Braïta : celui qui rend visite à un malade ne doit pas s'asseoir sur le lit ni sur un banc ni sur une chaise, mais doit se couvrir et s'asseoir par terre, car la présence divine réside au-dessus du lit du malade, comme il est dit : " Le Seigneur le soutiendra sur le lit de douleur… (Ps. 41)" => aussi une façon de dire que le visiteur ne doit pas établir une relation « inégale » avec le malade, mais se mettre à son niveau, à sa portée, à son écoute.

Pour résumer, je dirais que même si la tradition biblique reconnaît que certains personnages peuvent guérir par la seule force de l’introspection et de la prière, pour la tradition rabbinique la force de guérir, le pouvoir de la spiritualité dans la guérison ne peut que passer par la relation à autrui, un autre qui apporte écoute, douceur, réconfort, (compassion ?) empathie. A différencier du soignant !
Il faut quand même préciser que cet autre peut-être n’importe qui, mais ne doit pas dire n’importe quoi. Il y a des choses à ne pas dire face à la souffrance de quelqu’un !

« Rabbi Eléazar est tombé malade. Rabbi Yohanan est venu lui rendre visite. La pièce étant très sombre, il découvrit son bras pour lui faire de la lumière. Il vit que Rabbi Eléazar était en train de pleurer.
-          Pourquoi pleures-tu? Si c'est pour toute la Torah que tu n'as pas eu le temps d'étudier, on dit "certains étudient beaucoup, d'autres peu, l'essentiel est que le cœur soit orienté vers les cieux"! Et si c'est parce que tu as été pauvre toute ta vie, on ne peut pas avoir droit à deux tables! Si c'est parce que tu as perdu tes enfants, moi-même j'en ai perdu 10. »

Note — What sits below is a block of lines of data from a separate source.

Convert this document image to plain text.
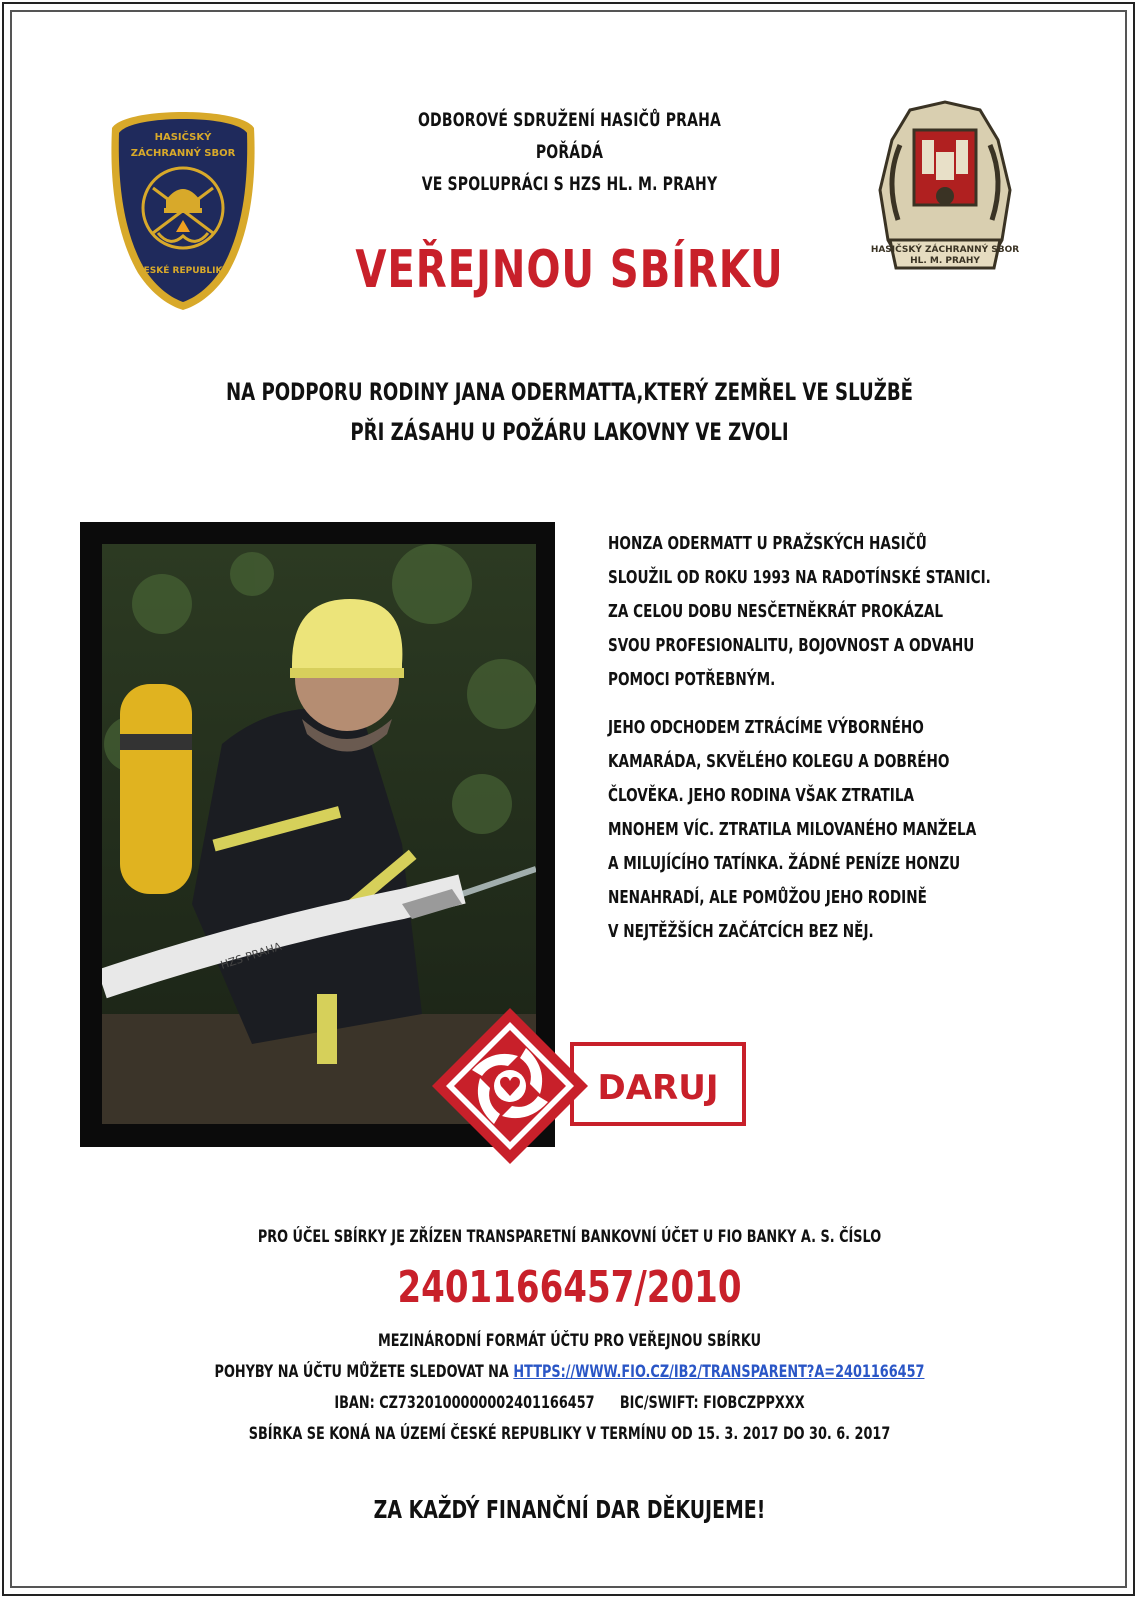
HASIČSKÝ
ZÁCHRANNÝ SBOR
ČESKÉ REPUBLIKY
HASIČSKÝ ZÁCHRANNÝ SBOR
HL. M. PRAHY
ODBOROVÉ SDRUŽENÍ HASIČŮ PRAHA
POŘÁDÁ
VE SPOLUPRÁCI S HZS HL. M. PRAHY
VEŘEJNOU SBÍRKU
NA PODPORU RODINY JANA ODERMATTA,KTERÝ ZEMŘEL VE SLUŽBĚ
PŘI ZÁSAHU U POŽÁRU LAKOVNY VE ZVOLI
HZS PRAHA

HONZA ODERMATT U PRAŽSKÝCH HASIČŮ
SLOUŽIL OD ROKU 1993 NA RADOTÍNSKÉ STANICI.
ZA CELOU DOBU NESČETNĚKRÁT PROKÁZAL
SVOU PROFESIONALITU, BOJOVNOST A ODVAHU
POMOCI POTŘEBNÝM.

JEHO ODCHODEM ZTRÁCÍME VÝBORNÉHO
KAMARÁDA, SKVĚLÉHO KOLEGU A DOBRÉHO
ČLOVĚKA. JEHO RODINA VŠAK ZTRATILA
MNOHEM VÍC. ZTRATILA MILOVANÉHO MANŽELA
A MILUJÍCÍHO TATÍNKA. ŽÁDNÉ PENÍZE HONZU
NENAHRADÍ, ALE POMŮŽOU JEHO RODINĚ
V NEJTĚŽŠÍCH ZAČÁTCÍCH BEZ NĚJ.

DARUJ
PRO ÚČEL SBÍRKY JE ZŘÍZEN TRANSPARETNÍ BANKOVNÍ ÚČET U FIO BANKY A. S. ČÍSLO
2401166457/2010
MEZINÁRODNÍ FORMÁT ÚČTU PRO VEŘEJNOU SBÍRKU
POHYBY NA ÚČTU MŮŽETE SLEDOVAT NA HTTPS://WWW.FIO.CZ/IB2/TRANSPARENT?A=2401166457
IBAN: CZ7320100000002401166457 BIC/SWIFT: FIOBCZPPXXX
SBÍRKA SE KONÁ NA ÚZEMÍ ČESKÉ REPUBLIKY V TERMÍNU OD 15. 3. 2017 DO 30. 6. 2017
ZA KAŽDÝ FINANČNÍ DAR DĚKUJEME!
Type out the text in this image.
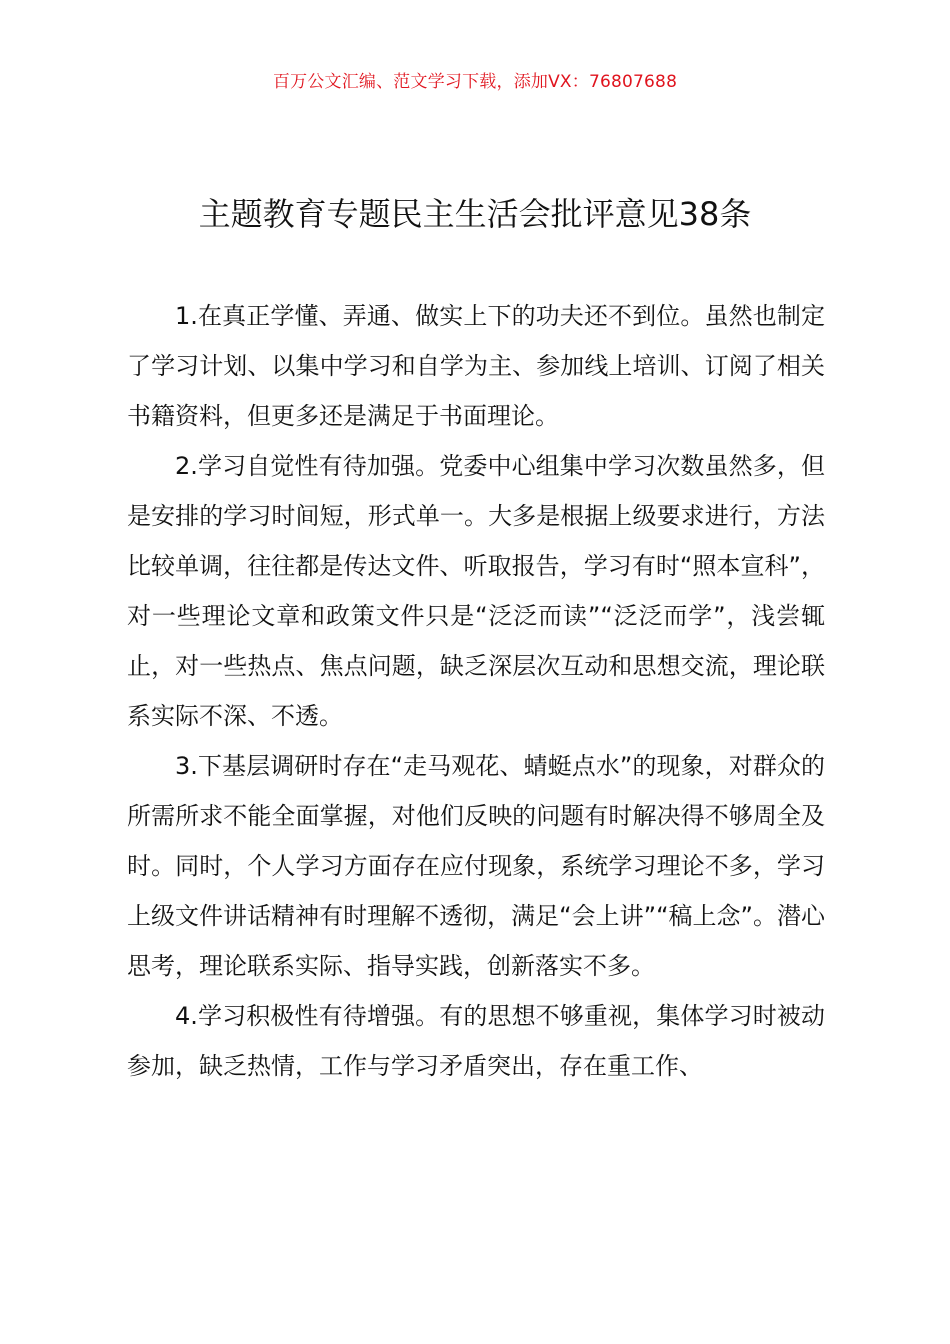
百万公文汇编、范文学习下载，添加VX：76807688
主题教育专题民主生活会批评意见38条

1.在真正学懂、弄通、做实上下的功夫还不到位。虽然也制定了学习计划、以集中学习和自学为主、参加线上培训、订阅了相关书籍资料，但更多还是满足于书面理论。

2.学习自觉性有待加强。党委中心组集中学习次数虽然多，但是安排的学习时间短，形式单一。大多是根据上级要求进行，方法比较单调，往往都是传达文件、听取报告，学习有时“照本宣科”，对一些理论文章和政策文件只是“泛泛而读”“泛泛而学”，浅尝辄止，对一些热点、焦点问题，缺乏深层次互动和思想交流，理论联系实际不深、不透。

3.下基层调研时存在“走马观花、蜻蜓点水”的现象，对群众的所需所求不能全面掌握，对他们反映的问题有时解决得不够周全及时。同时，个人学习方面存在应付现象，系统学习理论不多，学习上级文件讲话精神有时理解不透彻，满足“会上讲”“稿上念”。潜心思考，理论联系实际、指导实践，创新落实不多。

4.学习积极性有待增强。有的思想不够重视，集体学习时被动参加，缺乏热情，工作与学习矛盾突出，存在重工作、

Dernier point sur lequel je voudrais insister : contrairement à une image répandue suivant laquelle les juifs seraient « toujours entre eux » et refuseraient de se mélanger avec les autres, la Halakha, la loi juive nous enseigne que notre devoir est de visiter « les malades non-juifs avec les juifs… Mipné Darké Chalom. » Evidemment, cela pose des problèmes pratiques : qu’est-ce qu’on est sensé dire à quelqu’un qui n’est pas de notre tradition ? Quelqu’un avec qui on ne partage pas forcément les convictions, et avec qui on ne veut surtout pas risquer de malentendu sur le prosélytisme etc. ?
Il est possible de ne rien dire. Rien. Être là et écouter, cela suffit.
Au-delà des différences d’origine et de convictions, de croyances, la maladie nous renvoie à notre condition d’humains avec nos souffrances et préoccupations universelles.
Souvent, pour ne pas dire toujours, le visiteur ressort de sa rencontre avec le malade bouleversé, ému, désemparé, et il faut alors un soutien pour celui qui soutient, mais cela part du même principe, car de la même façon qu’il n’y a pas de guérison purement physiologique sans une part de mental, il n’y a aussi des maladies qui ne sont pas physiques mais mentales, des maladies de l’âme, contre lesquelles nul n’est vacciné ou immunisé, et pour lesquelles le seul remède est l’ouverture à l’autre et le dialogue avec son prochain.